Saturday, December 9, 2017

Dinesh Kamath's Editorial 'Can Rahul Gandhi revive Congress?' that was published in Newsband

Can Rahul Gandhi revive Congress?
Rahul Gandhi has yet to display his political abilities. The Bharatiya Janata Party rightly dismisses the ongoing election for the Congress president as a classic case of dynastic rule. Rahul Gandhi has to prove that he is capable of bringing about political revival of the Congress. So far Rahul Gandhi’s political behaviour has been found to be very ‘amateurish’. Some call it ‘frivolous’ and ‘caricaturish’.
In 2004 Gandhi was elected as MP, But he has not yet succeeded in creating any kind of impression till today. Narendra Modi had been chief minister for only two years. Yet he managed to emerge as a larger-than-life persona. Modi metamorphosed from being Hindu Hriday Samrat into the maker of the Gujarat Model. He was the right alternative to the corruption-ridden and policy paralysis-struck Congress.

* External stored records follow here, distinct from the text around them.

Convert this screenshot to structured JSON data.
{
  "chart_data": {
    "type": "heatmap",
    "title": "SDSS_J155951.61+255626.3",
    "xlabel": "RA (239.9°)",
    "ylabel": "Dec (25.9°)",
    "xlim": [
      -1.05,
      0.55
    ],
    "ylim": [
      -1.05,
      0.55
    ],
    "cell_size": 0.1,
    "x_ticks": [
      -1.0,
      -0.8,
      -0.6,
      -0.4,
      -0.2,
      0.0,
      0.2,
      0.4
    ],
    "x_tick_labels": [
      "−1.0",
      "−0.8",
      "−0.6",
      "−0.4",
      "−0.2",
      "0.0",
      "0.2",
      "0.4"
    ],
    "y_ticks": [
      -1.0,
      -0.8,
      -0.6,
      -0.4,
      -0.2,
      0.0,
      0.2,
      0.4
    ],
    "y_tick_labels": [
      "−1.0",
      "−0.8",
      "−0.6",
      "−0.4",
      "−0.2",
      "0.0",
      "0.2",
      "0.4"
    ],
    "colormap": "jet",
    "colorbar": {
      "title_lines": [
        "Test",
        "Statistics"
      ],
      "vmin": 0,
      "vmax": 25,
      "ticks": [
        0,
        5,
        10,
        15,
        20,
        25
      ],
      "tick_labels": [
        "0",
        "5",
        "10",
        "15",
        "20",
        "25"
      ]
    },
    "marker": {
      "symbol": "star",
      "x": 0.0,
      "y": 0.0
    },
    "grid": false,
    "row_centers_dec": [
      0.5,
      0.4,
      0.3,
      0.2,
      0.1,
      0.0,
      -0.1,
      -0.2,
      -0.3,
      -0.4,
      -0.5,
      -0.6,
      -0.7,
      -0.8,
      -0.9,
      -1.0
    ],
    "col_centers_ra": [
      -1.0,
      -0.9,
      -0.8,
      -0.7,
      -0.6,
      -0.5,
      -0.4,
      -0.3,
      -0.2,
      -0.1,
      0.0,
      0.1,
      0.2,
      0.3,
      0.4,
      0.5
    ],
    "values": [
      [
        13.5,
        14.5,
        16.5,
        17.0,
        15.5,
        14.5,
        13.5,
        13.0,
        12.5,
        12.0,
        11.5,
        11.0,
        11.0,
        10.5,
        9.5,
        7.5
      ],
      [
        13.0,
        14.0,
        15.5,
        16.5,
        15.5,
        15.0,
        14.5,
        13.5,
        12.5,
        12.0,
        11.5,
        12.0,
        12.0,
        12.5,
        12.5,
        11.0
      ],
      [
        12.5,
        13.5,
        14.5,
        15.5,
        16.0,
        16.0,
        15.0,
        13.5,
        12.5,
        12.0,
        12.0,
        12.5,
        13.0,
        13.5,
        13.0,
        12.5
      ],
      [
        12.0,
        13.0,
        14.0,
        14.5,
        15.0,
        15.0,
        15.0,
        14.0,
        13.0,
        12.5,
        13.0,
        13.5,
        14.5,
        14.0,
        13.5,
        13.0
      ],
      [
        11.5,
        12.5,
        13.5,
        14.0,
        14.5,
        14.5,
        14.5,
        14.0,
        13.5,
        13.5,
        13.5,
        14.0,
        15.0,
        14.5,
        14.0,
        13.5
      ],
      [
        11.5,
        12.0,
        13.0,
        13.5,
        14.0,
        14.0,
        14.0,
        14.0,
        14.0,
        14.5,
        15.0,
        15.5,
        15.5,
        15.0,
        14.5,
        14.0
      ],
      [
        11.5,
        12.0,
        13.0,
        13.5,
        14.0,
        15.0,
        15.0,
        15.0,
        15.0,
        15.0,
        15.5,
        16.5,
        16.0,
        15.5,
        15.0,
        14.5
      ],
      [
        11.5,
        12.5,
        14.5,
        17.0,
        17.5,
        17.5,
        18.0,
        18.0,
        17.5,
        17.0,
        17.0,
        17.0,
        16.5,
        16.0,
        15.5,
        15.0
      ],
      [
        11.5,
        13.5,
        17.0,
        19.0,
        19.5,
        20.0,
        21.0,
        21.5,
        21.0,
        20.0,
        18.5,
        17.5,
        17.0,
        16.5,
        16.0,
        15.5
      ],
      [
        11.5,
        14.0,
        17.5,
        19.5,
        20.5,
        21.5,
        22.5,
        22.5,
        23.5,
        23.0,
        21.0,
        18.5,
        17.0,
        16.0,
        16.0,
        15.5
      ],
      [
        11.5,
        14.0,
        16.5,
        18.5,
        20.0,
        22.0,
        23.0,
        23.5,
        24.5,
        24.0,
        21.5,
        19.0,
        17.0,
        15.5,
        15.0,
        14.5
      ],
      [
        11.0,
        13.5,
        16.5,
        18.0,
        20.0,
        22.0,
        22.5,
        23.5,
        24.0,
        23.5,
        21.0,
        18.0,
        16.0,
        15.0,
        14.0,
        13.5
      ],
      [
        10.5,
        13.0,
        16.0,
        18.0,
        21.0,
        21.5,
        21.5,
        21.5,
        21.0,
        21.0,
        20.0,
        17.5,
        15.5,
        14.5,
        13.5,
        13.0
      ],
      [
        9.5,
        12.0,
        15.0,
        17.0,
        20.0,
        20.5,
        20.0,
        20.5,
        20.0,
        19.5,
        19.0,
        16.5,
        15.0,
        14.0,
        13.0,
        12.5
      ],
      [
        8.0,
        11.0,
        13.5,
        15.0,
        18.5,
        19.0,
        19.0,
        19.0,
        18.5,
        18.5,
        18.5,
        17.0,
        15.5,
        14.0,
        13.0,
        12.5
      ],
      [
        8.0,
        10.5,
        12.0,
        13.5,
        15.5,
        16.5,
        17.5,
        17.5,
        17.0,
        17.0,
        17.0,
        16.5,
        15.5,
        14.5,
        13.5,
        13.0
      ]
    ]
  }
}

The Congress party has slipped to third or worse position in ten States and is losing its grip in 320 Lok Sabha seats. Gandhi is yet to convince the people he is fit for the job. Rahul Gandhi is promising farm loan waivers, remunerative price for crops, free education and health care reservations for Patedars all sounding populist; on the other hand he sounds totally against corporates just to win the election by hook or crook. He is showing signs of fading away in course of time and the Congress might get resurrected by a non-Gandhi leadership.
That the INC is in a tailspin all over India for over two decades now is axiomatic. A decade back, Rahul Gandhi was plucked out from nowhere and installed as General Secretary of INC and head of Youth Congress, thus reinforcing the Nehru family's dynastic hold on INC which started in 1929 with the blessings of none other than Mahatma Gandhi himself. What has Rahul done to arrest the decline in this decade that one expects him to do all of a sudden and dramatically now? In fact, to neutral observers, Rahul has only hastened the decline of INC. Clearly, an unwilling and undeserving member of the Nehru family is being forced upon the party.

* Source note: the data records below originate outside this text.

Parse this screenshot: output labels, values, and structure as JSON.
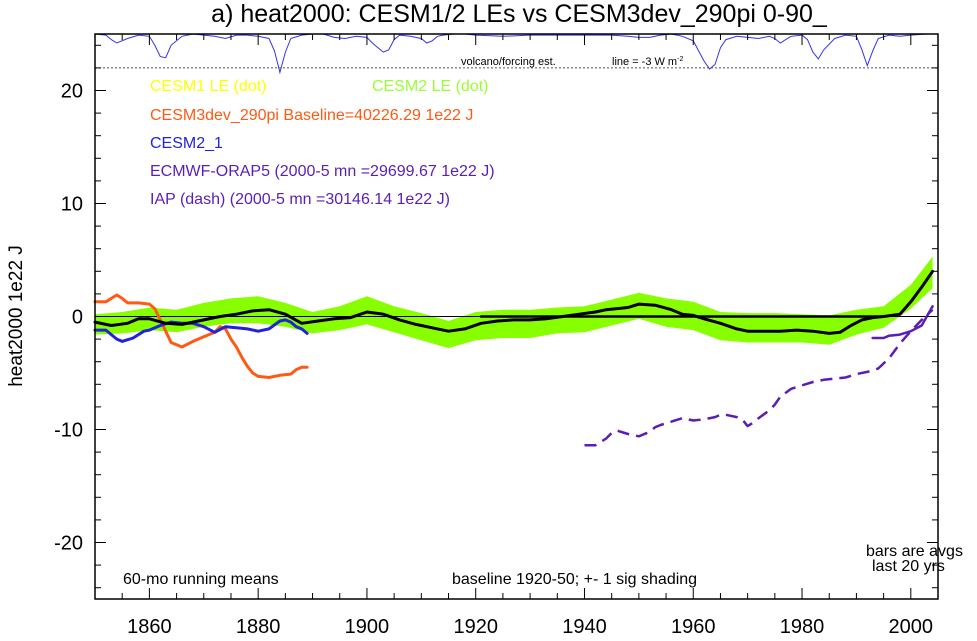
{
  "chart_data": {
    "type": "line",
    "title": "a) heat2000: CESM1/2 LEs vs CESM3dev_290pi 0-90_",
    "ylabel": "heat2000 1e22 J",
    "xlim": [
      1850,
      2005
    ],
    "ylim": [
      -25,
      25
    ],
    "xticks": [
      1860,
      1880,
      1900,
      1920,
      1940,
      1960,
      1980,
      2000
    ],
    "yticks": [
      20,
      10,
      0,
      -10,
      -20
    ],
    "zero_line": 0,
    "legend": [
      {
        "label": "CESM1 LE (dot)",
        "color": "#ffff00"
      },
      {
        "label": "CESM2 LE (dot)",
        "color": "#99ff33"
      },
      {
        "label": "CESM3dev_290pi Baseline=40226.29 1e22 J",
        "color": "#ff5a14"
      },
      {
        "label": "CESM2_1",
        "color": "#2222dd"
      },
      {
        "label": "ECMWF-ORAP5 (2000-5 mn =29699.67 1e22 J)",
        "color": "#5a1eb4"
      },
      {
        "label": "IAP (dash) (2000-5 mn =30146.14 1e22 J)",
        "color": "#5a1eb4"
      }
    ],
    "annotations": {
      "volcano": "volcano/forcing est.",
      "line_note_main": "line = -3 W m",
      "line_note_sup": "-2",
      "running": "60-mo running means",
      "baseline": "baseline 1920-50; +- 1 sig shading",
      "bars1": "bars are avgs",
      "bars2": "last 20 yrs"
    },
    "volcano_ref_y": 22,
    "volcano_trace": {
      "x": [
        1850,
        1852,
        1853,
        1854,
        1856,
        1858,
        1860,
        1861,
        1862,
        1863,
        1864,
        1866,
        1868,
        1870,
        1872,
        1874,
        1876,
        1878,
        1880,
        1882,
        1883,
        1884,
        1885,
        1886,
        1888,
        1890,
        1892,
        1894,
        1896,
        1898,
        1900,
        1901,
        1902,
        1903,
        1904,
        1905,
        1906,
        1908,
        1910,
        1911,
        1912,
        1913,
        1914,
        1916,
        1918,
        1920,
        1925,
        1930,
        1935,
        1940,
        1945,
        1948,
        1950,
        1952,
        1954,
        1956,
        1958,
        1960,
        1961,
        1962,
        1963,
        1964,
        1965,
        1966,
        1968,
        1970,
        1972,
        1974,
        1975,
        1976,
        1977,
        1978,
        1980,
        1981,
        1982,
        1983,
        1984,
        1986,
        1988,
        1990,
        1991,
        1992,
        1993,
        1994,
        1996,
        1998,
        2000,
        2003
      ],
      "y": [
        25,
        24.9,
        24.5,
        24.2,
        24.6,
        24.9,
        24.8,
        24,
        23,
        22.9,
        24,
        24.8,
        25,
        24.9,
        24.8,
        24.6,
        24.9,
        24.9,
        24.8,
        24.6,
        23.5,
        21.6,
        23.4,
        24.6,
        24.9,
        25,
        25,
        24.7,
        24.6,
        24.8,
        24.7,
        24.2,
        23.8,
        23.4,
        23.6,
        24.5,
        24.9,
        24.8,
        24.6,
        24.2,
        24.4,
        24.8,
        24.9,
        25,
        25,
        24.9,
        24.8,
        24.9,
        24.9,
        24.9,
        24.9,
        24.8,
        24.7,
        24.7,
        24.9,
        25,
        24.8,
        24.4,
        23.5,
        22.6,
        21.9,
        22.3,
        23.8,
        24.5,
        24.8,
        24.7,
        24.6,
        24.8,
        24.6,
        24.2,
        24.5,
        24.8,
        24.9,
        24.5,
        23.4,
        22.8,
        23.6,
        24.6,
        24.9,
        24.8,
        23.6,
        22.2,
        23.5,
        24.6,
        24.9,
        24.8,
        24.9,
        25
      ]
    },
    "shading": {
      "color": "#88ff00",
      "x": [
        1850,
        1855,
        1860,
        1865,
        1870,
        1875,
        1880,
        1885,
        1890,
        1895,
        1900,
        1905,
        1910,
        1915,
        1920,
        1925,
        1930,
        1935,
        1940,
        1945,
        1950,
        1955,
        1960,
        1965,
        1970,
        1975,
        1980,
        1985,
        1990,
        1995,
        2000,
        2004
      ],
      "upper": [
        0.2,
        0.4,
        0.8,
        0.6,
        1.2,
        1.6,
        1.8,
        1.2,
        0.4,
        0.9,
        1.8,
        0.9,
        0.3,
        -0.4,
        0.4,
        0.6,
        0.6,
        0.8,
        0.9,
        1.5,
        2.1,
        1.6,
        1.3,
        0.4,
        0.3,
        0.3,
        0.2,
        0.1,
        0.6,
        0.9,
        2.8,
        5.3
      ],
      "lower": [
        -1.6,
        -1.5,
        -1.2,
        -1.4,
        -0.9,
        -0.6,
        -0.6,
        -0.9,
        -1.5,
        -1.2,
        -0.7,
        -1.4,
        -2.1,
        -2.8,
        -2.1,
        -1.9,
        -1.9,
        -1.5,
        -1.4,
        -0.8,
        -0.2,
        -0.9,
        -1.2,
        -2.1,
        -2.3,
        -2.3,
        -2.3,
        -2.5,
        -1.6,
        -1.0,
        0.7,
        2.5
      ]
    },
    "series": [
      {
        "name": "CESM3dev_290pi",
        "color": "#ff5a14",
        "dash": "solid",
        "width": 3,
        "x": [
          1850,
          1852,
          1853,
          1854,
          1855,
          1856,
          1858,
          1860,
          1861,
          1862,
          1863,
          1864,
          1866,
          1868,
          1870,
          1872,
          1873,
          1874,
          1875,
          1876,
          1877,
          1878,
          1879,
          1880,
          1882,
          1884,
          1886,
          1887,
          1888,
          1889
        ],
        "y": [
          1.3,
          1.3,
          1.6,
          1.9,
          1.6,
          1.2,
          1.2,
          1.1,
          0.7,
          -0.3,
          -1.3,
          -2.3,
          -2.7,
          -2.2,
          -1.8,
          -1.4,
          -0.9,
          -1.1,
          -2.0,
          -2.7,
          -3.6,
          -4.4,
          -5.0,
          -5.3,
          -5.4,
          -5.2,
          -5.1,
          -4.7,
          -4.5,
          -4.5
        ]
      },
      {
        "name": "CESM2_1",
        "color": "#2222dd",
        "dash": "solid",
        "width": 3,
        "x": [
          1850,
          1852,
          1853,
          1854,
          1855,
          1857,
          1859,
          1860,
          1862,
          1864,
          1866,
          1868,
          1870,
          1872,
          1874,
          1876,
          1878,
          1880,
          1882,
          1884,
          1885,
          1886,
          1887,
          1888,
          1889
        ],
        "y": [
          -1.2,
          -1.2,
          -1.6,
          -2.0,
          -2.2,
          -1.9,
          -1.3,
          -1.2,
          -0.8,
          -0.5,
          -0.6,
          -0.6,
          -0.9,
          -1.4,
          -0.9,
          -1.0,
          -1.1,
          -1.3,
          -1.1,
          -0.4,
          -0.3,
          -0.5,
          -0.9,
          -1.1,
          -1.5
        ]
      },
      {
        "name": "CESM2 LE mean",
        "color": "#000000",
        "dash": "solid",
        "width": 3,
        "x": [
          1850,
          1853,
          1856,
          1858,
          1860,
          1863,
          1866,
          1870,
          1873,
          1876,
          1879,
          1882,
          1885,
          1888,
          1891,
          1894,
          1897,
          1900,
          1903,
          1906,
          1909,
          1912,
          1915,
          1918,
          1921,
          1924,
          1927,
          1930,
          1933,
          1936,
          1939,
          1942,
          1944,
          1946,
          1948,
          1950,
          1953,
          1956,
          1958,
          1960,
          1962,
          1965,
          1968,
          1970,
          1973,
          1976,
          1979,
          1982,
          1985,
          1987,
          1989,
          1991,
          1993,
          1995,
          1998,
          2000,
          2002,
          2004
        ],
        "y": [
          -0.5,
          -0.8,
          -0.6,
          -0.2,
          -0.2,
          -0.6,
          -0.7,
          -0.3,
          0.0,
          0.2,
          0.5,
          0.6,
          0.2,
          -0.6,
          -0.4,
          -0.2,
          -0.1,
          0.4,
          0.2,
          -0.3,
          -0.7,
          -1.0,
          -1.3,
          -1.1,
          -0.6,
          -0.4,
          -0.3,
          -0.3,
          -0.2,
          0.0,
          0.2,
          0.4,
          0.6,
          0.7,
          0.8,
          1.1,
          1.0,
          0.6,
          0.2,
          0.1,
          -0.2,
          -0.6,
          -1.1,
          -1.3,
          -1.3,
          -1.3,
          -1.2,
          -1.3,
          -1.5,
          -1.4,
          -0.8,
          -0.3,
          -0.1,
          0.0,
          0.2,
          1.3,
          2.6,
          4.0
        ]
      },
      {
        "name": "baseline",
        "color": "#000000",
        "dash": "solid",
        "width": 2.5,
        "x": [
          1921,
          1995
        ],
        "y": [
          0,
          0
        ]
      },
      {
        "name": "ECMWF-ORAP5",
        "color": "#5a1eb4",
        "dash": "solid",
        "width": 2.5,
        "x": [
          1993,
          1995,
          1996,
          1998,
          2000,
          2002,
          2004
        ],
        "y": [
          -1.9,
          -1.9,
          -1.7,
          -1.6,
          -1.3,
          -0.8,
          0.9
        ]
      },
      {
        "name": "IAP",
        "color": "#5a1eb4",
        "dash": "dash",
        "width": 2.5,
        "x": [
          1940,
          1942,
          1944,
          1945,
          1946,
          1948,
          1950,
          1952,
          1953,
          1954,
          1956,
          1958,
          1959,
          1960,
          1962,
          1964,
          1965,
          1966,
          1968,
          1969,
          1970,
          1971,
          1972,
          1974,
          1975,
          1976,
          1978,
          1980,
          1982,
          1984,
          1986,
          1988,
          1990,
          1992,
          1994,
          1996,
          1998,
          2000,
          2002,
          2004
        ],
        "y": [
          -11.4,
          -11.4,
          -10.8,
          -10.3,
          -10.1,
          -10.4,
          -10.6,
          -10.2,
          -9.8,
          -9.6,
          -9.3,
          -9.0,
          -9.1,
          -9.2,
          -9.1,
          -8.9,
          -8.7,
          -8.7,
          -8.9,
          -9.1,
          -9.7,
          -9.4,
          -9.0,
          -8.3,
          -7.8,
          -7.1,
          -6.4,
          -6.1,
          -5.8,
          -5.6,
          -5.5,
          -5.4,
          -5.1,
          -4.9,
          -4.6,
          -3.7,
          -2.4,
          -1.3,
          -0.3,
          0.6
        ]
      }
    ]
  }
}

The opposition leader has to be responsible so that he is taken seriously. Taking a pot shot at everything Modi says or does, by itself, cannot be the only policy. These criticisms are to be based on ideas that have the interest of the nation at heart. Doling out funds that keep people happy for the time being is not in the best interest of and does not lead to nation building. Worse, doles create an expectation pattern and dependence on the Government rather than self-help and improvement.

Rahul has tried to use class, caste, and religious divides to try and form a coalition of the rabble and the seditious to beat a party that is trying to advance the nation. This is opposition for the sake of opposing the BJP and not for the interest of India or its people.